I read a blog post entitled On Not Writing and it felt a little close to home. The author, an academic who is in a non-tenure position, writes,

If you have the luxury to have time to write, do you write scholarship with the hope of forwarding an academic career, or do you write something you might find more fun, and hope to publish it another way?*

The footnote read, “Of course, all of this writing presupposes that the stacks of papers get graded.” Ouch. Too close to home. I sent this on to some of my non-tenure track peers and Rob responded that I had tapped into his blog guilt. My blog guilt had been at an all time high already, and so I vowed that I would immediately post something to Citizen Statistician. Well, that was several weeks ago, but I am finally posting.

Fall semester I taught a PhD seminar on categorical data analysis that I had proposed the previous spring. As with many first-time offerings, the amount of work was staggering and intellectually wonderful.

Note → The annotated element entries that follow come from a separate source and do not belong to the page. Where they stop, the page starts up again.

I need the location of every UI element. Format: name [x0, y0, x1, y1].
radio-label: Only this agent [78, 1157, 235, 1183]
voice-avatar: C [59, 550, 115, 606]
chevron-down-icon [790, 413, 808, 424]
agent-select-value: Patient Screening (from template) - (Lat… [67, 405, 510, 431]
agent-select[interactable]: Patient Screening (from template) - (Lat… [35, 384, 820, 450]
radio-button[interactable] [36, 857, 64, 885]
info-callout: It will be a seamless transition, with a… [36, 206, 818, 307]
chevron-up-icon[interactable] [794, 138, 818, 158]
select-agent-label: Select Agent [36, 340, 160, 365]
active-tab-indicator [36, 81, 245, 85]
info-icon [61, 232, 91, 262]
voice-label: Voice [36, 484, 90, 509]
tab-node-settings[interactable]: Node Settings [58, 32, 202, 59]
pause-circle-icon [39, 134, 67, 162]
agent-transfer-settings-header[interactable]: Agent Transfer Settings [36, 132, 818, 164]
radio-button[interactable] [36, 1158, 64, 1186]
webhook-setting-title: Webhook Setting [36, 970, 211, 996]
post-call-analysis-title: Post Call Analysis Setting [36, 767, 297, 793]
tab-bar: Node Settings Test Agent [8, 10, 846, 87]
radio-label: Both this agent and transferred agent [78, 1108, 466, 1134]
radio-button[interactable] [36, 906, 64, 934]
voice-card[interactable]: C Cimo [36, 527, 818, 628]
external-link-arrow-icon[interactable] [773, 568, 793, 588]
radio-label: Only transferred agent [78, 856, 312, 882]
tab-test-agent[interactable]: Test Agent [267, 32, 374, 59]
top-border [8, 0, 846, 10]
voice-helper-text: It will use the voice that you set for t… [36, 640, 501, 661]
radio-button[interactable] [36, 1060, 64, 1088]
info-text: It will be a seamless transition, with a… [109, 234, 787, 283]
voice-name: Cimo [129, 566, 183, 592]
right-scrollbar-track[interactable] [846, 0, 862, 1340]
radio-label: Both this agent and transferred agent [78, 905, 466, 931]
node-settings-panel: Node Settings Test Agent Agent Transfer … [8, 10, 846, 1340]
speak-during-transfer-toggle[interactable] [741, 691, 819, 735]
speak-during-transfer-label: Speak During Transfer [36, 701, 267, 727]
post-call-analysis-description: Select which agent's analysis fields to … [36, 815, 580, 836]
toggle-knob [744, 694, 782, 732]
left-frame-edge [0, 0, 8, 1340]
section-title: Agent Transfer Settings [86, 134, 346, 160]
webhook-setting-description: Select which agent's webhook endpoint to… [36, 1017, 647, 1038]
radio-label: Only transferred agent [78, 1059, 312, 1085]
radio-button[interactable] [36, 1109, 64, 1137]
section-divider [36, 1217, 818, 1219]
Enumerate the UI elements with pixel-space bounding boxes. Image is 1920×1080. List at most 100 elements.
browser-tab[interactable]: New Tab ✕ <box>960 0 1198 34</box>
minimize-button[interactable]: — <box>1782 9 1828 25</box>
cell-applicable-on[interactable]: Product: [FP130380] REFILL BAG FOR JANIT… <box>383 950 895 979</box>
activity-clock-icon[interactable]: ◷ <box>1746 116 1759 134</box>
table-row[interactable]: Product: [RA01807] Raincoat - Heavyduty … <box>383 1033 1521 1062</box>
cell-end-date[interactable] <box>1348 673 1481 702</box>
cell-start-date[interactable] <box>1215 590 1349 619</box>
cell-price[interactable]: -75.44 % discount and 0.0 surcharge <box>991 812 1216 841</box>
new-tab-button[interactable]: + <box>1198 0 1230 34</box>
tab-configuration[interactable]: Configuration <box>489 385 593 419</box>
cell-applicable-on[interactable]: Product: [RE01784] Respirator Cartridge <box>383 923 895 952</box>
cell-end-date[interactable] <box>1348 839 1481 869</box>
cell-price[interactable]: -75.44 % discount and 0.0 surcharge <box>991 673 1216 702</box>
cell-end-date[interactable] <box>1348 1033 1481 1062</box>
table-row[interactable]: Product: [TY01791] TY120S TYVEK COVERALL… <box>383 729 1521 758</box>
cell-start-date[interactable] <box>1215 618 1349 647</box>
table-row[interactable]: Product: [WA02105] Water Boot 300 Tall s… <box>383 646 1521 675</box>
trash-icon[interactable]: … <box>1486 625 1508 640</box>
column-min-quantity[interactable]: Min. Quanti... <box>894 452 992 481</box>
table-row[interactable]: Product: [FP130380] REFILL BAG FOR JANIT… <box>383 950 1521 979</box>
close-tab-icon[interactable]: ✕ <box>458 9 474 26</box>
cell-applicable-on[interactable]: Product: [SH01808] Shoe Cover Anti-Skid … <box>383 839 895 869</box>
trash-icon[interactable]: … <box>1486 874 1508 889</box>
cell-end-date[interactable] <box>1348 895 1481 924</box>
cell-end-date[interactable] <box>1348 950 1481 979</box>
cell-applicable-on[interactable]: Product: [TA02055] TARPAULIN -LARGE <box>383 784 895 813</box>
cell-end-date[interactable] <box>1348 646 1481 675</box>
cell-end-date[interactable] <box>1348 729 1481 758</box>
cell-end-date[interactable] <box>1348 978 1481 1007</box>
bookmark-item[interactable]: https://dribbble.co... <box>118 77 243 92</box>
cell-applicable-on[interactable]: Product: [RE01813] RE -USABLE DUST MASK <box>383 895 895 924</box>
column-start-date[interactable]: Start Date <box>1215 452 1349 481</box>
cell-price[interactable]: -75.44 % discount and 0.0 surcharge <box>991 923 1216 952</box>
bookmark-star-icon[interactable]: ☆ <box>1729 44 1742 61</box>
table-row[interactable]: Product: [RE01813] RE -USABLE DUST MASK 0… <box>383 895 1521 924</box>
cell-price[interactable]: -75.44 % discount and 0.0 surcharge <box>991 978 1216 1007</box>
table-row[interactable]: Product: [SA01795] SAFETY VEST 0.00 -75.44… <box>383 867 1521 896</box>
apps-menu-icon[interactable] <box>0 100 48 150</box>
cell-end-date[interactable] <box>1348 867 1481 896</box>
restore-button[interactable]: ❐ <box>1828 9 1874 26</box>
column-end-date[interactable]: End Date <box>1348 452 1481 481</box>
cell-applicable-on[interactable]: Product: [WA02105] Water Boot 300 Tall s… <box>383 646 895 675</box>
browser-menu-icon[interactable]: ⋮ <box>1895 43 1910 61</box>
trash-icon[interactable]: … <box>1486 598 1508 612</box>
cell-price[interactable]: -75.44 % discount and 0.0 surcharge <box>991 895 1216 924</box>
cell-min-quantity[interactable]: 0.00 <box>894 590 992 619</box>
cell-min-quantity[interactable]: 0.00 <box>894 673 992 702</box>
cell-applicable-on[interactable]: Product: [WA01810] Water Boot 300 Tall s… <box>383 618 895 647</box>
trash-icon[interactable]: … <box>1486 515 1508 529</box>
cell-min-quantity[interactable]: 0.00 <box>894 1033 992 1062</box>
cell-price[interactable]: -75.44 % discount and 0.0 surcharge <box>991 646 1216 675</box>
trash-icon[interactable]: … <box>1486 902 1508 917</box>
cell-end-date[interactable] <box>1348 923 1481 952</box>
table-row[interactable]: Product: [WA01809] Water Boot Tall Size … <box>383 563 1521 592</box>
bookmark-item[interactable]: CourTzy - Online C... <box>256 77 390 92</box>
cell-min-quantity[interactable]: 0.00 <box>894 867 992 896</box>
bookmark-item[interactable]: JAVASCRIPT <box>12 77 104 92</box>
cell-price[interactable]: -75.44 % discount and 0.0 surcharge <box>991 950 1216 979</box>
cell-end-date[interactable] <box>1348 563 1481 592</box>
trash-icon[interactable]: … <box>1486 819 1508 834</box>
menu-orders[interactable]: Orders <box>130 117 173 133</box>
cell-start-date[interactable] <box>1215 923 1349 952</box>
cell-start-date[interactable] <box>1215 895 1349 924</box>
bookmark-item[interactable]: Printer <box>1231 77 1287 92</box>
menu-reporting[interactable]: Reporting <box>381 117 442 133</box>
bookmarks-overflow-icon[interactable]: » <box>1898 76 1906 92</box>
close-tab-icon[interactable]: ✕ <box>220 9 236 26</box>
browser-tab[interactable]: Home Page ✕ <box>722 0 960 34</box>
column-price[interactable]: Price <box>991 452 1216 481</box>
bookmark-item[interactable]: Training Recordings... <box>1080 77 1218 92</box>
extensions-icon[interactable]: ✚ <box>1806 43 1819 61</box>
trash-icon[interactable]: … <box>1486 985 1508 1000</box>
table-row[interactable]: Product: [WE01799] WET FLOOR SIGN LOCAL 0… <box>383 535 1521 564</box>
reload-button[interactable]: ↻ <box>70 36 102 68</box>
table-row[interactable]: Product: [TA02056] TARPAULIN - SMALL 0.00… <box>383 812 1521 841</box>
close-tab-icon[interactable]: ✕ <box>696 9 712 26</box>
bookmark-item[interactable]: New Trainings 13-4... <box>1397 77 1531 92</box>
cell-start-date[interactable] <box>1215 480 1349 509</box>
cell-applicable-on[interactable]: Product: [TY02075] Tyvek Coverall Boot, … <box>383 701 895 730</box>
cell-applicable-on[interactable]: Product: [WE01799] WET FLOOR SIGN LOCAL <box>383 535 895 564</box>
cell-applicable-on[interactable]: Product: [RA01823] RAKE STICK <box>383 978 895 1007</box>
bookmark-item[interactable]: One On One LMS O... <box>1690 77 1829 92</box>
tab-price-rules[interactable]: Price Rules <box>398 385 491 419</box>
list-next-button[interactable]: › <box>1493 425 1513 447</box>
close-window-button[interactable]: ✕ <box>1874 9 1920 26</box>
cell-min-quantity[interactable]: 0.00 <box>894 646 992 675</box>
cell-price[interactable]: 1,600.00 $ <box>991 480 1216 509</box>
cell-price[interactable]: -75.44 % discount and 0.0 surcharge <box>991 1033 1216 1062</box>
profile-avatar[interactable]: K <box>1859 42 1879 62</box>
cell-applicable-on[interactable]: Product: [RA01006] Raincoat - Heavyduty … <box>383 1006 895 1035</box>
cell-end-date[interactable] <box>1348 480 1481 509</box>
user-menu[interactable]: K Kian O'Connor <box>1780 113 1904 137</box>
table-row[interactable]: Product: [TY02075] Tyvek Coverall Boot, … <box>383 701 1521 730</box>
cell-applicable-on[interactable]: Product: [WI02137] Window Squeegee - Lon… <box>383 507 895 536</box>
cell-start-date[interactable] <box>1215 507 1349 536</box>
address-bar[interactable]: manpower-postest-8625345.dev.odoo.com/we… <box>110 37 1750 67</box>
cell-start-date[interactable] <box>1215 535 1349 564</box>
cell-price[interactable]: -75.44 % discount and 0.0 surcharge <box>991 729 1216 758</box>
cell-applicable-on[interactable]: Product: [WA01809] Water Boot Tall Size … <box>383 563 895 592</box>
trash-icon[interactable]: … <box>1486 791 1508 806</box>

The course notes, assignments, etc. are all available at the course website (which also doubled as the syllabus).

The course, like so many advanced seminars, had very few students actually take the course for a grade, but had quite a few auditors. The course projects were a blast to read and resulted in at least two pre-dissertation papers, a written prelim paper, and so far, two articles that have been submitted to journals!

After some reflection, there are some things I will do differently when I teach this again (likely an every-other-year offering):

  • I would like to spend more time on the classification methods. Although we talked about them a little, the beginning modeling took waaaay more time than I anticipated and I need to re-think that a bit.

  • I would like to cover mixed-effects models for binary outcomes in the future. This wasn’t possible this semester since we only had a regression course as the pre-requisite. Now, there is a new pre-requisite which includes linear mixed-effects models with continuous outcomes, so at least students will have been exposed to those types of models. This course also includes a much more in-depth introduction to likelihood, so that should also open up some time.

  • I will not teach the ordinal models in the future. Yuck. Disaster.

  • I probably won’t use the Agresti book in the future. While it is quite technical and comprehensive, it is expensive and the students did not like it for the course. I don’t know what I will use instead. Agresti will remain on a resources list.

  • The propensity score methods (PSM) were a hit with the students and those will be included again. I will also probably put together an assignment based on those.

  • I would like to add in survival analysis.

There are a ton of other topics that could be cool, but with limited time they probably aren’t feasible. I think in general my thought was to spend the first half of the course on introducing and using the logistic and multinomial models and the second half of the course on advanced applications (PSM, classification, etc.)

If anyone has any great ideas or suggestions, please leave comments. Also, I am always on the lookout for some datasets that were used in journal articles or are particularly relevant.